Pourquoi n’évoque-t-on jamais les problèmes de pollution et les coûts faramineux (bientôt insupportables ?) liés à cette Energiewende ? Estimé, il y a deux ans à 30 milliards d’euros par an sur huit ans, soit 2 000 euros par an et par foyer, le coût total de cette transition énergétique allemande est maintenant revu à 1 200 milliards d’euros !

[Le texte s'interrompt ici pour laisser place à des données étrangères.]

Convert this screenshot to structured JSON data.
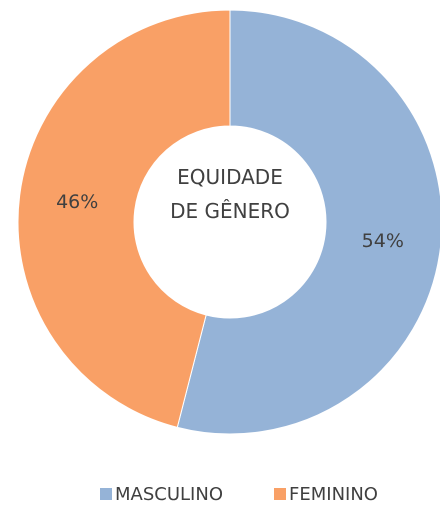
{
  "chart_data": {
    "type": "donut",
    "title": "EQUIDADE DE GÊNERO",
    "categories": [
      "MASCULINO",
      "FEMININO"
    ],
    "values": [
      54,
      46
    ],
    "value_labels": [
      "54%",
      "46%"
    ],
    "colors": [
      "#95b3d7",
      "#f9a066"
    ],
    "legend": "bottom"
  }
}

Pourquoi ne dit-on pas que l’Allemagne compte installer 24 GW1 de centrales à gaz et à charbon d’ici 2020 pour compenser l’arrêt du nucléaire ? Elle émet aujourd’hui 9,1 tonnes de CO2 par habitant, à égalité avec la Belgique. En 2020, avec 12 t CO2/habitant, elle rejoindra les Pays-Bas, derrière l’Estonie et le Luxembourg.

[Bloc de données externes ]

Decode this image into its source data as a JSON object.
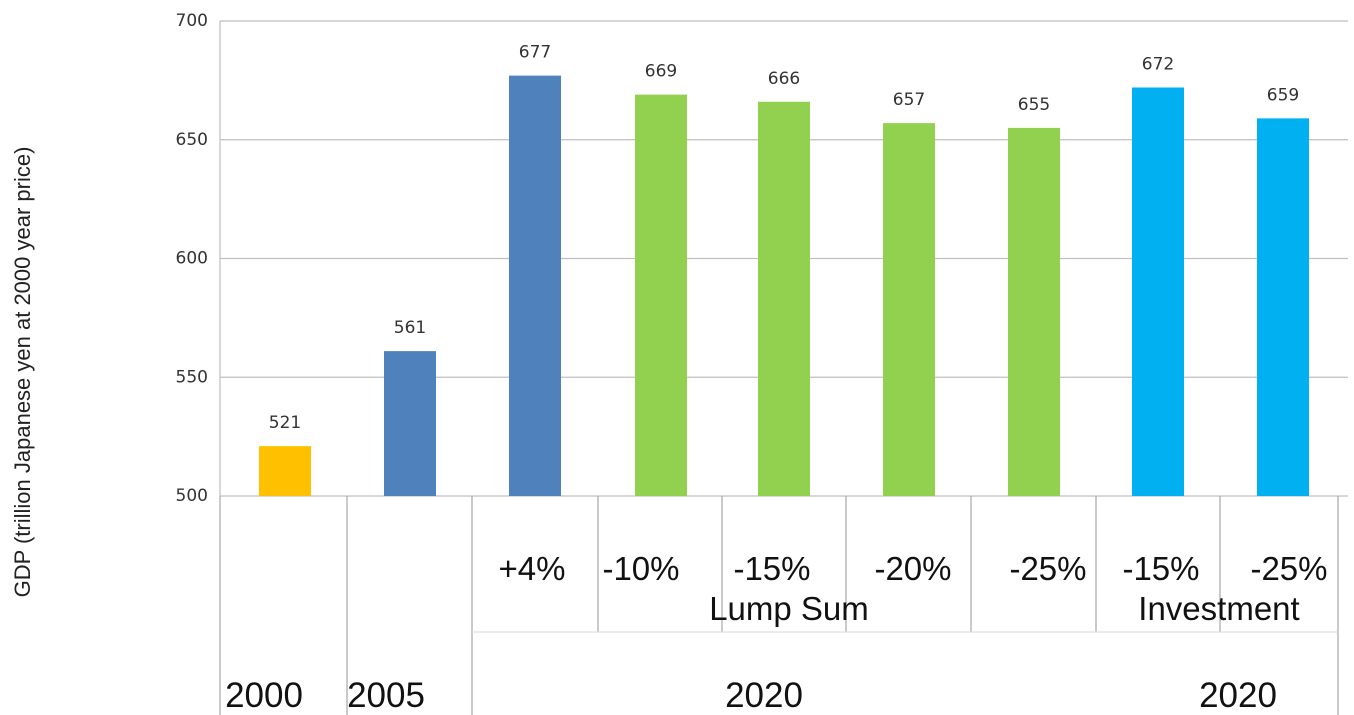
{
  "chart_data": {
    "type": "bar",
    "ylabel": "GDP (trillion Japanese yen at 2000 year price)",
    "ylim": [
      500,
      700
    ],
    "yticks": [
      500,
      550,
      600,
      650,
      700
    ],
    "grid": true,
    "values": [
      521,
      561,
      677,
      669,
      666,
      657,
      655,
      672,
      659
    ],
    "colors": [
      "#FFC000",
      "#4F81BD",
      "#4F81BD",
      "#92D050",
      "#92D050",
      "#92D050",
      "#92D050",
      "#00B0F0",
      "#00B0F0"
    ],
    "scenario_labels": [
      "",
      "",
      "+4%",
      "-10%",
      "-15%",
      "-20%",
      "-25%",
      "-15%",
      "-25%"
    ],
    "group_labels": [
      "Lump Sum",
      "Investment"
    ],
    "year_labels": [
      "2000",
      "2005",
      "2020",
      "2020"
    ]
  }
}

Il n’y a pas que l’écologie qui souffre. Les ménages aussi. En 2014, le gouvernement allemand a reconnu que 6,9 millions de ménages vivaient en dessous du seuil de précarité énergétique2. Ces faits sont largement dus à l’Energiewende. Cette année, les consommateurs allemands devront subventionner l’énergie « verte » du montant astronomique approchant les 30 milliards d’euros, en sus de leur facture d’électricité, au nom de « la répartition des charges des énergies renouvelables ».


Pourquoi des responsables politiques continuent-ils à prendre l’Allemagne comme modèle dans le domaine énergétique ? Les deux premières compagnies d’électricité d’Allemagne (E.ON et RWE) ne se sont pas remises du brusque arrêt des centrales nucléaires ordonné par Angela Merkel en 2011. Le 11 mars 2015, E.ON a présenté une perte record de 3 milliards d’euros pour 2014. Fin 2014, elle s’est scindée en deux pour pouvoir survivre, isolant ainsi les énergies renouvelables de la production conventionnelle (charbon, gaz, hydraulique). Au total, E.ON, RWE, EnBW et Vattenfall ont supprimé 25 000 emplois ces dernières années3. Les Allemands sont en train de supprimer des emplois bien réels alors que les emplois « virtuels » prévus ne sont pas là. SMA Solar, numéro un de l’énergie solaire en Allemagne, compte supprimer environ 1 600 emplois, soit le tiers de ses effectifs.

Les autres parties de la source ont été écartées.